Why You'll Love This
A broke single mom, a grumpy billionaire boss, and a drunken Vegas marriage — and somehow it's the fake part that gets complicated.
- Great if you want: a messy, warm fake-marriage rom-com with real emotional stakes
- The experience: breezy and fast-moving with laugh-out-loud moments and genuine heart
- The writing: Nicole balances chaos and sweetness — her comedic timing is sharp
- Skip if: grumpy-sunshine tropes or ensemble casts feel overdone to you
About This Book
What happens when an overworked single mom drunkenly marries her grumpy billionaire boss and agrees to keep up appearances long enough to solve both their problems?
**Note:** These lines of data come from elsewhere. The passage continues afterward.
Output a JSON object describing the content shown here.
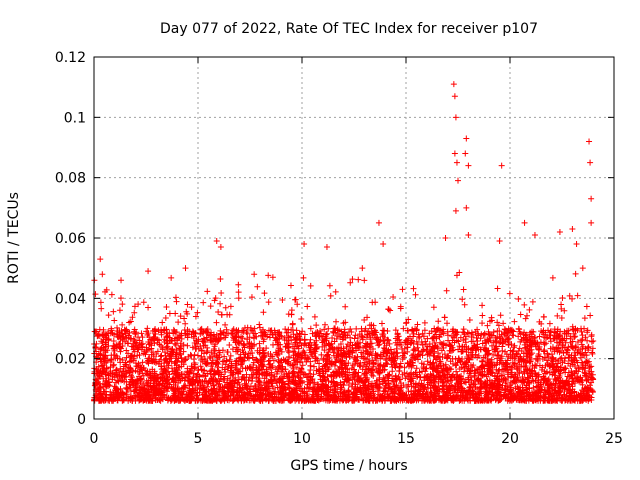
{
  "chart_data": {
    "type": "scatter",
    "title": "Day 077 of 2022, Rate Of TEC Index for receiver p107",
    "xlabel": "GPS time / hours",
    "ylabel": "ROTI / TECUs",
    "xlim": [
      0,
      25
    ],
    "ylim": [
      0,
      0.12
    ],
    "x_ticks": [
      "0",
      "5",
      "10",
      "15",
      "20",
      "25"
    ],
    "x_tick_values": [
      0,
      5,
      10,
      15,
      20,
      25
    ],
    "y_ticks": [
      "0",
      "0.02",
      "0.04",
      "0.06",
      "0.08",
      "0.1",
      "0.12"
    ],
    "y_tick_values": [
      0,
      0.02,
      0.04,
      0.06,
      0.08,
      0.1,
      0.12
    ],
    "grid": true,
    "marker": "plus",
    "series_color": "#ff0000",
    "points": [
      [
        0.3,
        0.053
      ],
      [
        0.4,
        0.048
      ],
      [
        1.3,
        0.046
      ],
      [
        2.6,
        0.049
      ],
      [
        4.4,
        0.05
      ],
      [
        5.9,
        0.059
      ],
      [
        6.1,
        0.057
      ],
      [
        7.7,
        0.048
      ],
      [
        8.6,
        0.047
      ],
      [
        10.1,
        0.058
      ],
      [
        11.2,
        0.057
      ],
      [
        12.9,
        0.05
      ],
      [
        13.7,
        0.065
      ],
      [
        13.9,
        0.058
      ],
      [
        16.9,
        0.06
      ],
      [
        17.3,
        0.111
      ],
      [
        17.35,
        0.107
      ],
      [
        17.4,
        0.1
      ],
      [
        17.35,
        0.088
      ],
      [
        17.45,
        0.085
      ],
      [
        17.5,
        0.079
      ],
      [
        17.4,
        0.069
      ],
      [
        17.9,
        0.093
      ],
      [
        17.85,
        0.088
      ],
      [
        18.0,
        0.084
      ],
      [
        17.9,
        0.07
      ],
      [
        18.0,
        0.061
      ],
      [
        19.6,
        0.084
      ],
      [
        19.5,
        0.059
      ],
      [
        20.7,
        0.065
      ],
      [
        21.2,
        0.061
      ],
      [
        22.4,
        0.062
      ],
      [
        23.0,
        0.063
      ],
      [
        23.2,
        0.058
      ],
      [
        23.8,
        0.092
      ],
      [
        23.85,
        0.085
      ],
      [
        23.9,
        0.073
      ],
      [
        23.9,
        0.065
      ],
      [
        23.5,
        0.05
      ]
    ],
    "band": {
      "description_hours": [
        0,
        24
      ],
      "baseline_range": [
        0.006,
        0.03
      ],
      "generated_count": 5200
    }
  }
}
Brittanee Nicole's Mother Faker opens with that absurd premise and then does something unexpected with it — it earns every emotion along the way. At the heart of the story is a woman navigating the chaos of co-parenting, financial pressure, and a makeshift family crammed into a crumbling Boston brownstone, all while pretending her fake marriage is the most natural thing in the world. The stakes feel real even when the setup is delightfully ridiculous.
Nicole writes with a sharp comedic timing that never sacrifices warmth, and her ensemble — seven kids, four women, one reluctant fake husband — gives the book a texture that single-couple romcoms rarely achieve. The pacing is brisk without feeling rushed, and the banter has genuine bite to it. What sets this first installment of The Momcoms apart is how fully Nicole commits to her characters' messy, funny, tender humanity. Readers who love romance that actually makes them laugh out loud while sneaking in real feelings will find this one hard to put down.